Un estudio único en su tipo ha encontrado posibles soluciones para reducir los impactos de la contaminación en el desarrollo del cerebro infantil.

Los investigadores de la Universidad Simon Fraser colaboraron con científicos de EE. UU. y Mongolia para estudiar los beneficios del uso de filtros de aire en el hogar para reducir la exposición a la contaminación del aire durante el embarazo y evaluaron el impacto en la inteligencia de los niños.

Según la investigación, publicada el miércoles (22 de junio), los niños nacidos de madres que habían usado filtros de aire tenían un cociente intelectual promedio a gran escala que era 2,8 puntos más alto que el grupo que no usó un filtro de aire durante el embarazo.

A partir de 2014, el equipo reclutó a 540 mujeres embarazadas en Ulaanbaatar, Mongolia, para participar en el estudio.
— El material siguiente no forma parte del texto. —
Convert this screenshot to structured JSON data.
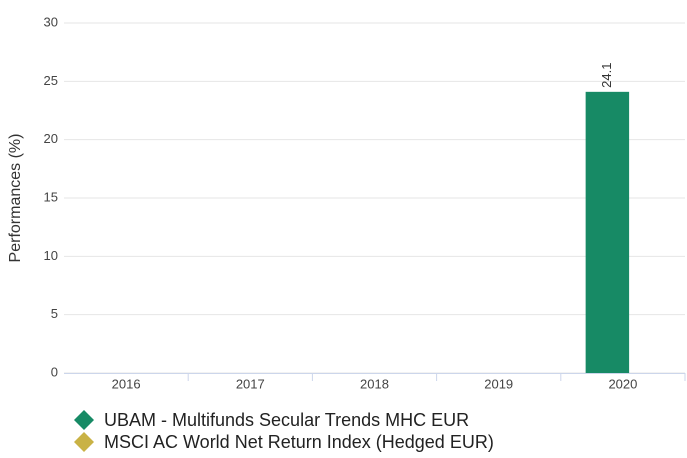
{
  "chart_data": {
    "type": "bar",
    "ylabel": "Performances (%)",
    "categories": [
      "2016",
      "2017",
      "2018",
      "2019",
      "2020"
    ],
    "series": [
      {
        "name": "UBAM - Multifunds Secular Trends MHC EUR",
        "color": "#178a65",
        "values": [
          null,
          null,
          null,
          null,
          24.1
        ]
      },
      {
        "name": "MSCI AC World Net Return Index (Hedged EUR)",
        "color": "#c9b245",
        "values": [
          null,
          null,
          null,
          null,
          null
        ]
      }
    ],
    "ylim": [
      0,
      30
    ],
    "yticks": [
      0,
      5,
      10,
      15,
      20,
      25,
      30
    ],
    "grid": true,
    "data_labels": true
  }
}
Ulaanbaatar tiene una de las peores calidades de aire del mundo, superando con creces las pautas establecidas por la Organización Mundial de la Salud.
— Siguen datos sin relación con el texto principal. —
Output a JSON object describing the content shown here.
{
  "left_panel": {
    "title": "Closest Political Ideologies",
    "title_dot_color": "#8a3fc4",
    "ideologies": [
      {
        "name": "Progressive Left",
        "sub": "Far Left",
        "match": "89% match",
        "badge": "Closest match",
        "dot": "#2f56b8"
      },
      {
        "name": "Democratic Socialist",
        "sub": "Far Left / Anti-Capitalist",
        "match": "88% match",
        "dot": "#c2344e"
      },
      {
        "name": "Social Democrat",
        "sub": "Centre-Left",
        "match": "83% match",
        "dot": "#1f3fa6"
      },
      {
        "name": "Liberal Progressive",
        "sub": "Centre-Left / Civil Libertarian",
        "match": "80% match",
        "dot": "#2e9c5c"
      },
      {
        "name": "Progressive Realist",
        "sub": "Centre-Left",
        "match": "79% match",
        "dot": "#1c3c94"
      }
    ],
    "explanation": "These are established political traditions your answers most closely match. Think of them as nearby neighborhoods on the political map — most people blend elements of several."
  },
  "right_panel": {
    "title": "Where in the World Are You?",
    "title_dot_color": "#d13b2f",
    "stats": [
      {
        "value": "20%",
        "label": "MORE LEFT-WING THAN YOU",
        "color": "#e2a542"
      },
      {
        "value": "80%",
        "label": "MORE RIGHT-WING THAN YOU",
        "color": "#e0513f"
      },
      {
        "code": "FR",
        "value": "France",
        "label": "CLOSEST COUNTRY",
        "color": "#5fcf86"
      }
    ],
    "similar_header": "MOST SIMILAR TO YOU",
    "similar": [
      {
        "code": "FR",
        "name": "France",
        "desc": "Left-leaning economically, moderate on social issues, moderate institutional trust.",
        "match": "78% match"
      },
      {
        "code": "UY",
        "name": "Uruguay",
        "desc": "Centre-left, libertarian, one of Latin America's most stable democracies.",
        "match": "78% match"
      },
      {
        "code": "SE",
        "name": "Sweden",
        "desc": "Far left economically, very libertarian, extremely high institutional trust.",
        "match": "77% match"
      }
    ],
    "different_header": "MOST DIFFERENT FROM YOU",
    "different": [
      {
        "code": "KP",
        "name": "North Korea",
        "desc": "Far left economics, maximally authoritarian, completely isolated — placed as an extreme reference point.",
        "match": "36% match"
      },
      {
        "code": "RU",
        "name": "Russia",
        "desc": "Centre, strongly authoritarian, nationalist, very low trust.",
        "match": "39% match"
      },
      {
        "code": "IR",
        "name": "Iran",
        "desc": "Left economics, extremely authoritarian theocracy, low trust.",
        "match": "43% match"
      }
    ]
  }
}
Las mujeres participantes tenían menos de 18 semanas de embarazo y no fumaban y no habían usado previamente dispositivos de filtración de aire en sus hogares. Al grupo de intervención de mujeres se les proporcionó uno o dos filtros de limpieza de aire y se les animó a hacerlos funcionar continuamente durante la duración de sus embarazos. Los filtros de aire se retiraron de la casa una vez que nació el niño.

Posteriormente, los investigadores midieron el cociente de inteligencia a gran escala de los niños a los cuatro años de edad, utilizando la Escala de inteligencia preescolar y primaria de Weschler, que proporciona información sobre la capacidad de aprendizaje de un niño.

Los resultados indicaron que reducir la exposición a la contaminación del aire durante el embarazo podría mejorar el desarrollo cognitivo de los niños en todo el mundo, según un comunicado de prensa.

“Estos resultados, combinados con la evidencia de estudios previos, implican fuertemente que la contaminación del aire es una amenaza para el desarrollo del cerebro”, dijo Ryan Allen, profesor de salud ambiental en la facultad de ciencias de la salud de la SFU. “Pero la buena noticia es que reducir la exposición tuvo claros beneficios”.

Los niños en el grupo de intervención también tuvieron puntajes de índice de comprensión verbal promedio significativamente más altos, lo que es consistente con los resultados de estudios observacionales previos, según un comunicado de prensa. La investigación sugiere que las habilidades verbales de un niño pueden ser particularmente sensibles a la exposición a la contaminación del aire.

El estudio explica que el período prenatal y el primer año de vida son fases clave en el desarrollo de las redes neuronales debido a las etapas vitales del desarrollo del cerebro. Sin tecnología de desintoxicación, la investigación sugiere que el cerebro en desarrollo es particularmente vulnerable a la contaminación y los productos químicos. Si la contaminación afecta un proceso crítico que depende del tiempo en el cerebro en desarrollo, hay pocas posibilidades de reparación, dijeron los investigadores.

Los hallazgos sugieren que el impacto a nivel de la población de la contaminación del aire en el desarrollo del cerebro podría ser sustancial incluso si los efectos a nivel individual son modestos. Más del 90 por ciento de la población mundial respira aire con concentraciones de partículas por encima de las pautas de la OMS.

“La contaminación del aire está en todas partes y está impidiendo que los niños alcancen su máximo potencial”, dijo Allen. “Los filtros de aire pueden brindar cierta protección, pero en última instancia, la única forma de proteger a todos los niños es reducir las emisiones”.